A new study analyzes how much the difference in readmission rates between safety net and non-safety net hospitals can be explained by measurable factors, such as patient characteristics.
The implementation of Medicare’s 2012 Hospital Readmissions Reduction Program (HRRP), which standardizes payment penalties for excess hospital readmissions, has always been controversial since patient socioeconomic status may play a vital part in some of the variation in readmission rates. As a result, hospitals who treat a disproportionate number of poor, uneducated, or unemployed patients (called safety net institutions) tend to have higher rates of readmission.
The HRRP already has several policies in place to avoid potential inequalities in penalties, such as risk adjustment factors to account for the discrepancies with safety net institutions. Proposals to benefit these safety nets include adding socioeconomic factors to the current risk-adjustment method and calculating penalties by comparing hospitals within peer groups based on their share of low-income patients. But would this change mask potential disparities in quality of care? A recent study published in Health Affairs aimed to analyze this debate.
Data was compiled from readmission rates for acute myocardial infarction, heart failure, and pneumonia based on Medicare hospital claims for the years 2009 and 2012. Based on HRRP parameters, each index admission was then classified as having an eligible readmission or not. Patient characteristics were compiled from Medicare and hospital characteristics from submitted hospital cost reports.
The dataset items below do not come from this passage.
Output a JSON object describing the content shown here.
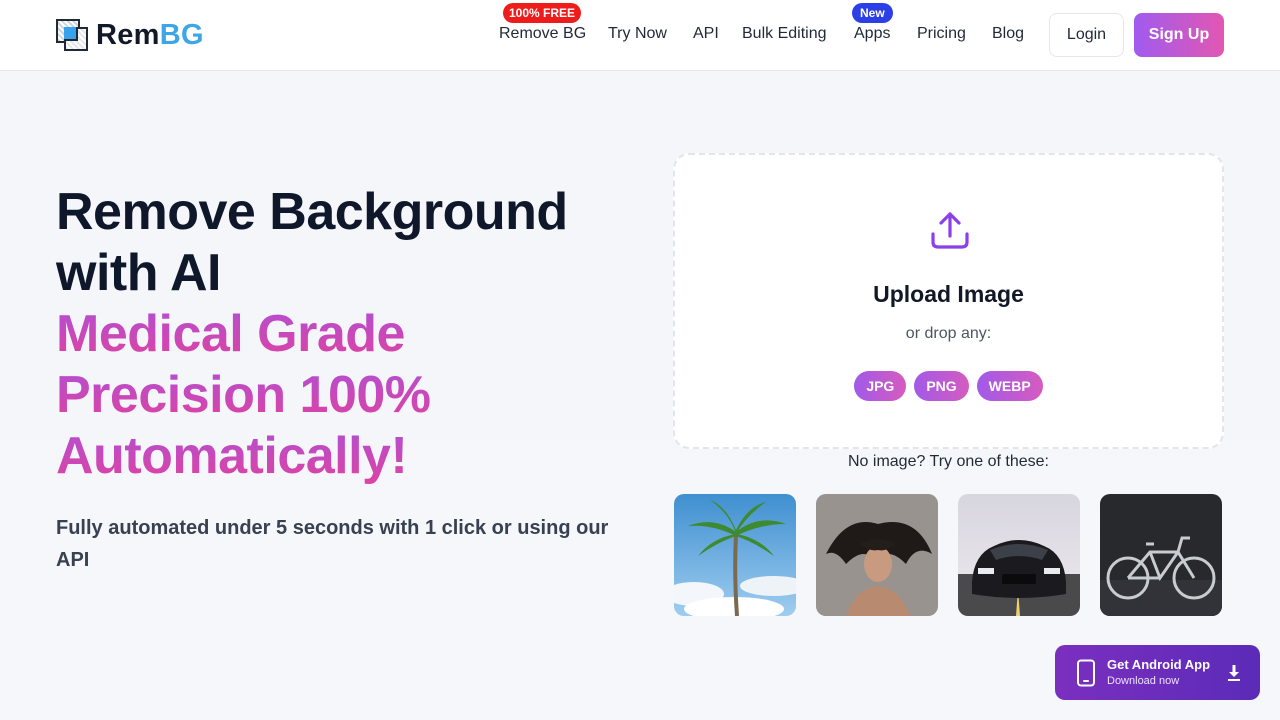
{
  "brand": {
    "name_part1": "Rem",
    "name_part2": "BG"
  },
  "nav": {
    "items": [
      {
        "label": "Remove BG"
      },
      {
        "label": "Try Now"
      },
      {
        "label": "API"
      },
      {
        "label": "Bulk Editing"
      },
      {
        "label": "Apps"
      },
      {
        "label": "Pricing"
      },
      {
        "label": "Blog"
      }
    ],
    "badge_free": "100% FREE",
    "badge_new": "New",
    "login_label": "Login",
    "signup_label": "Sign Up"
  },
  "hero": {
    "title_line1": "Remove Background",
    "title_line2": "with AI",
    "title_line3": "Medical Grade",
    "title_line4": "Precision 100%",
    "title_line5": "Automatically!",
    "subtitle": "Fully automated under 5 seconds with 1 click or using our API"
  },
  "upload": {
    "title": "Upload Image",
    "subtitle": "or drop any:",
    "formats": [
      "JPG",
      "PNG",
      "WEBP"
    ]
  },
  "samples": {
    "label": "No image? Try one of these:",
    "items": [
      "palm-tree",
      "woman-hair",
      "sports-car",
      "bicycle"
    ]
  },
  "android_cta": {
    "title": "Get Android App",
    "subtitle": "Download now"
  },
  "colors": {
    "accent_purple": "#a05bef",
    "accent_pink": "#e257b2",
    "logo_blue": "#3ea6e6",
    "badge_red": "#ef1c1c",
    "badge_blue": "#2c3fe6"
  },
  "icons": [
    "upload-icon",
    "phone-icon",
    "download-icon"
  ]
}
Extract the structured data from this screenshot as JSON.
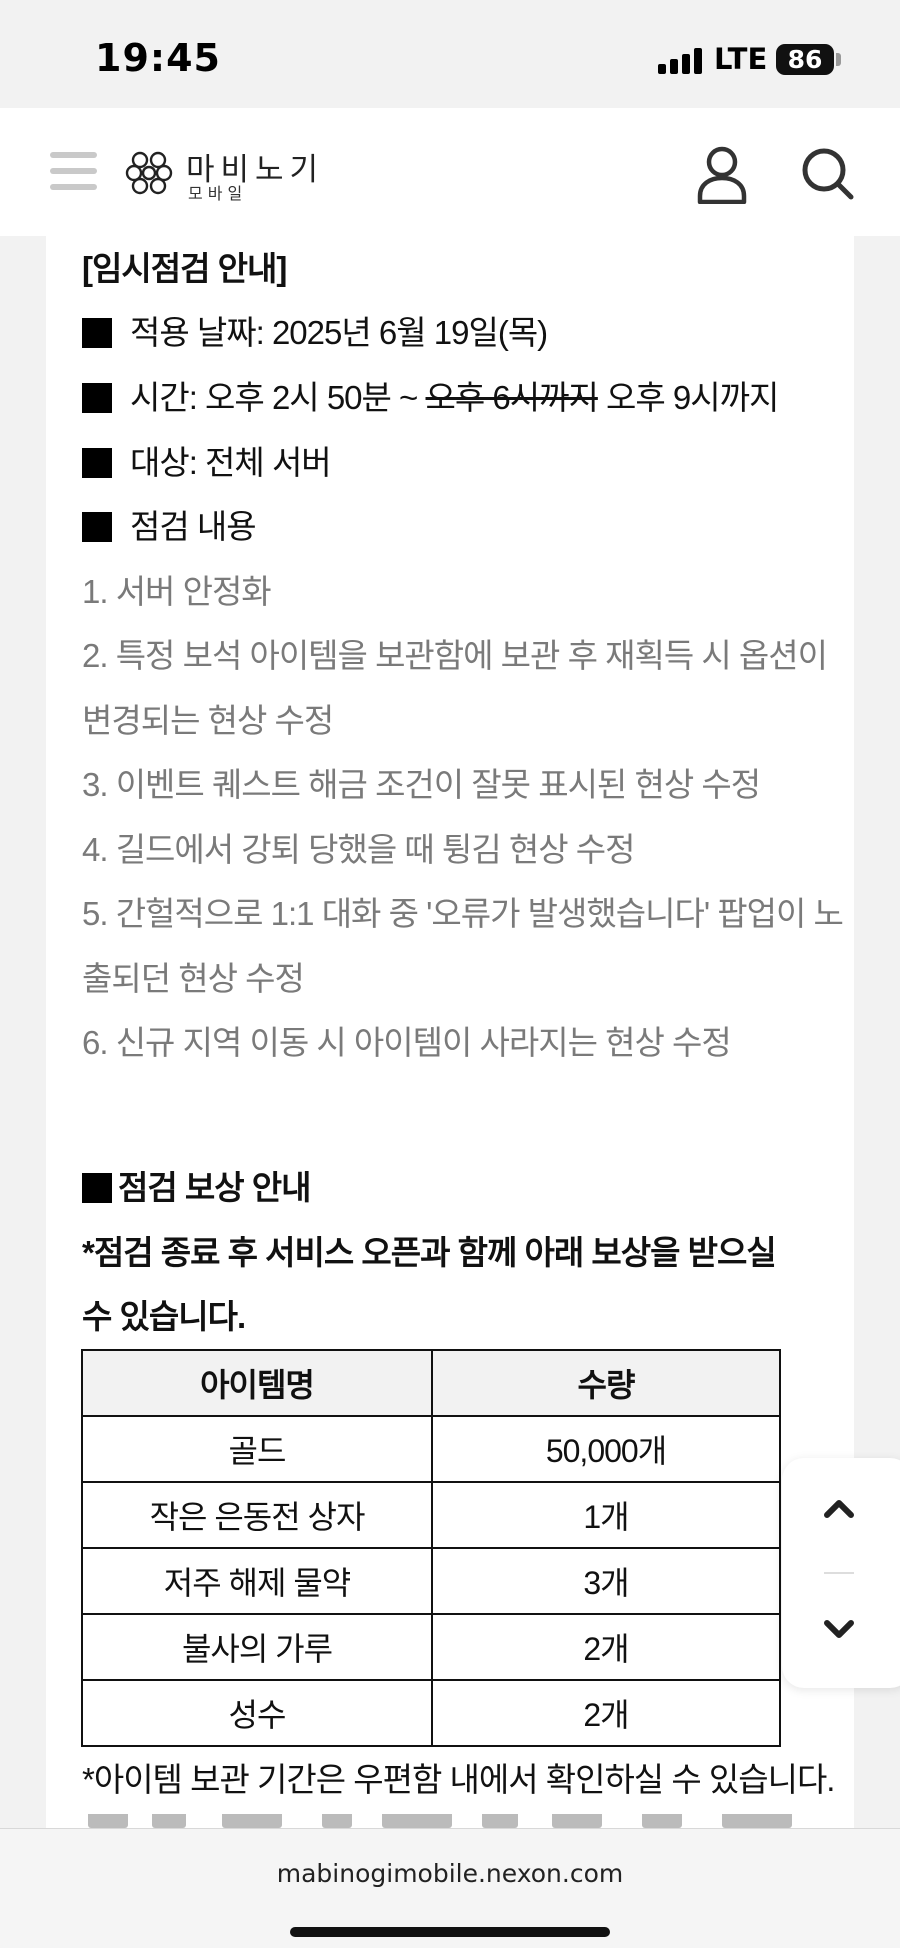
{
  "status": {
    "time": "19:45",
    "network": "LTE",
    "battery": "86"
  },
  "header": {
    "logo_title": "마비노기",
    "logo_subtitle": "모바일"
  },
  "notice": {
    "title": "[임시점검 안내]",
    "date_line": "적용 날짜: 2025년 6월 19일(목)",
    "time_prefix": "시간: 오후 2시 50분 ~ ",
    "time_struck": "오후 6시까지",
    "time_new": " 오후 9시까지",
    "target_line": "대상: 전체 서버",
    "content_heading": "점검 내용",
    "items": [
      "1. 서버 안정화",
      "2. 특정 보석 아이템을 보관함에 보관 후 재획득 시 옵션이",
      "변경되는 현상 수정",
      "3. 이벤트 퀘스트 해금 조건이 잘못 표시된 현상 수정",
      "4. 길드에서 강퇴 당했을 때 튕김 현상 수정",
      "5. 간헐적으로 1:1 대화 중 '오류가 발생했습니다' 팝업이 노",
      "출되던 현상 수정",
      "6. 신규 지역 이동 시 아이템이 사라지는 현상 수정"
    ]
  },
  "reward": {
    "heading": "점검 보상 안내",
    "note_line1": "*점검 종료 후 서비스 오픈과 함께 아래 보상을 받으실",
    "note_line2": "수 있습니다.",
    "table": {
      "headers": [
        "아이템명",
        "수량"
      ],
      "rows": [
        [
          "골드",
          "50,000개"
        ],
        [
          "작은 은동전 상자",
          "1개"
        ],
        [
          "저주 해제 물약",
          "3개"
        ],
        [
          "불사의 가루",
          "2개"
        ],
        [
          "성수",
          "2개"
        ]
      ]
    },
    "footnote": "*아이템 보관 기간은 우편함 내에서 확인하실 수 있습니다."
  },
  "browser": {
    "url": "mabinogimobile.nexon.com"
  }
}
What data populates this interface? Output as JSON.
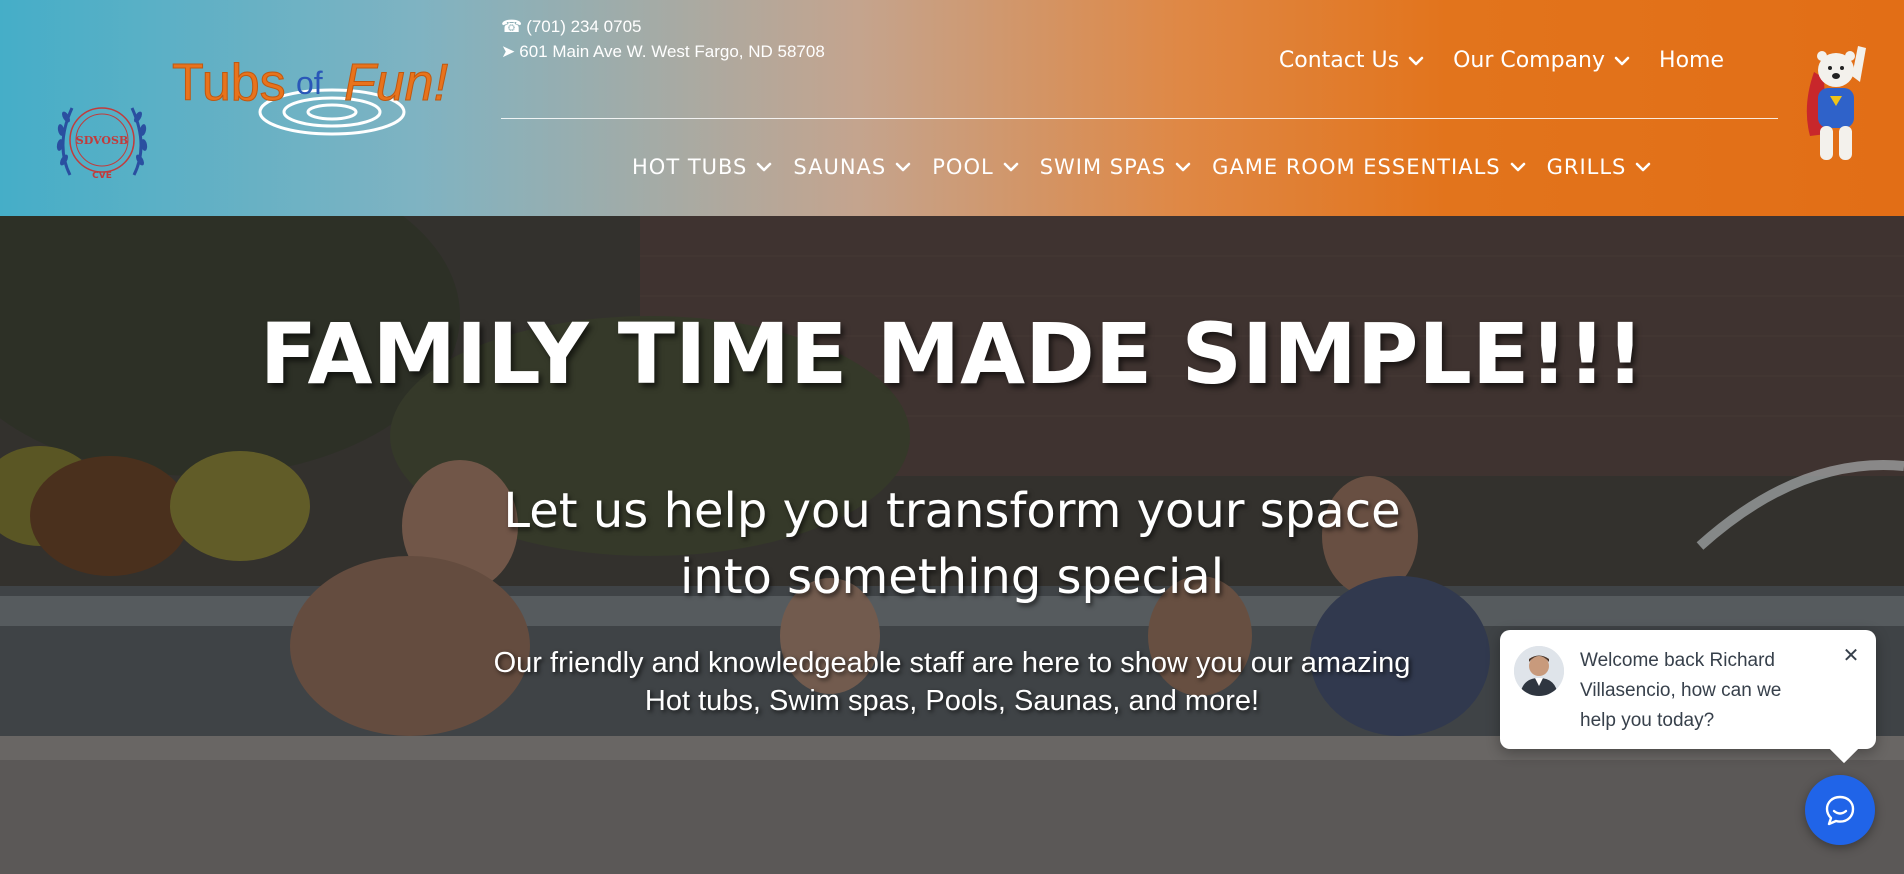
{
  "header": {
    "contact": {
      "phone_icon": "☎",
      "phone": "(701) 234 0705",
      "address_icon": "➤",
      "address": "601 Main Ave W. West Fargo, ND 58708"
    },
    "seal": {
      "line1": "SDVOSB",
      "line2": "CVE",
      "icon": "sdvosb-seal"
    },
    "logo": {
      "part1": "Tubs",
      "part2": "of",
      "part3": "Fun!"
    },
    "top_nav": [
      {
        "label": "Contact Us",
        "has_dropdown": true
      },
      {
        "label": "Our Company",
        "has_dropdown": true
      },
      {
        "label": "Home",
        "has_dropdown": false
      }
    ],
    "main_nav": [
      {
        "label": "HOT TUBS"
      },
      {
        "label": "SAUNAS"
      },
      {
        "label": "POOL"
      },
      {
        "label": "SWIM SPAS"
      },
      {
        "label": "GAME ROOM ESSENTIALS"
      },
      {
        "label": "GRILLS"
      }
    ],
    "mascot_icon": "polar-bear-superhero"
  },
  "hero": {
    "title": "FAMILY TIME MADE SIMPLE!!!",
    "subtitle_line1": "Let us help you transform your space",
    "subtitle_line2": "into something special",
    "desc_line1": "Our friendly and knowledgeable staff are here to show you our amazing",
    "desc_line2": "Hot tubs, Swim spas, Pools, Saunas, and more!"
  },
  "chat": {
    "message": "Welcome back Richard Villasencio, how can we help you today?",
    "close_icon": "✕",
    "launcher_icon": "chat-icon"
  },
  "colors": {
    "header_left": "#45aec8",
    "header_right": "#e26e16",
    "logo_orange": "#e8731c",
    "chat_blue": "#2064e8"
  }
}
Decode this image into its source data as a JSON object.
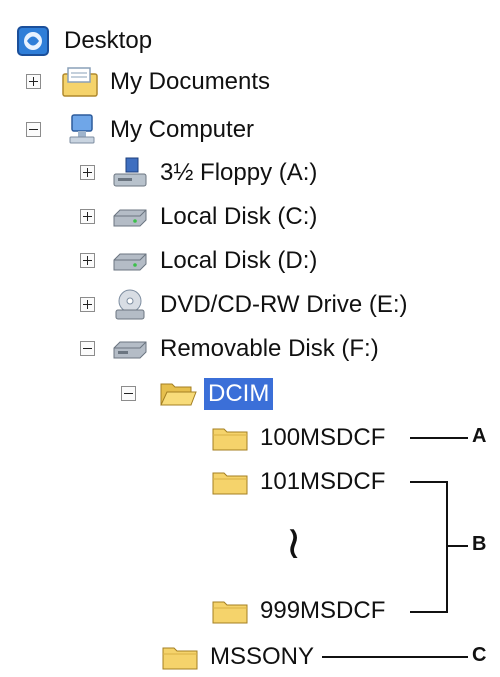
{
  "tree": {
    "desktop": "Desktop",
    "my_documents": "My Documents",
    "my_computer": "My Computer",
    "floppy": "3½ Floppy (A:)",
    "local_c": "Local Disk (C:)",
    "local_d": "Local Disk (D:)",
    "dvd": "DVD/CD-RW Drive (E:)",
    "removable": "Removable Disk (F:)",
    "dcim": "DCIM",
    "folder_100": "100MSDCF",
    "folder_101": "101MSDCF",
    "folder_999": "999MSDCF",
    "mssony": "MSSONY"
  },
  "annotations": {
    "a": "A",
    "b": "B",
    "c": "C",
    "ellipsis": "≀"
  },
  "colors": {
    "selection": "#3b6fd8",
    "folder": "#f5d36b"
  }
}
The study then compared readmissions between safety net and non-safety net hospitals.
Analysis of the data determined how much of the difference in readmission rates between the 2 types of hospitals can be explained by measurable factors like patient characteristics and how much can be explained by unmeasured factors such as hospital performance. As expected, combined readmission rates for safety net hospitals were higher than other hospitals.
However, the predicting factors for readmission between the 2 hospital types with the greatest impact were the hospitals’ teaching and profit status, as well as discharge destination. That is, patients from safety net hospitals who were discharged to other facilities were more likely to get readmitted than those who were discharged home. This was opposite in patients from other hospitals. Interestingly, socioeconomic factors were similar in both.
Much of the remaining difference in readmission rates (approximately 40%) was attributed to unmeasured or unobserved factors, such as quality of care. Finally, the study found that safety-net hospitals have experienced only slightly higher readmission penalties under the HRRP than other hospitals have, anyway.
Together, these findings suggest that greater evaluation is needed before implementing alternatives that will factor socioeconomic status into penalty calculations for excess readmissions. Adequate indicators of socioeconomic status and the impact of these on payment must be determined. The study is an important first step in determining what needs to be done to resolve this policy debate.
“There are very good reasons to vigorously pursue the research mandate to inform continuing policy deliberations,” the study authors wrote.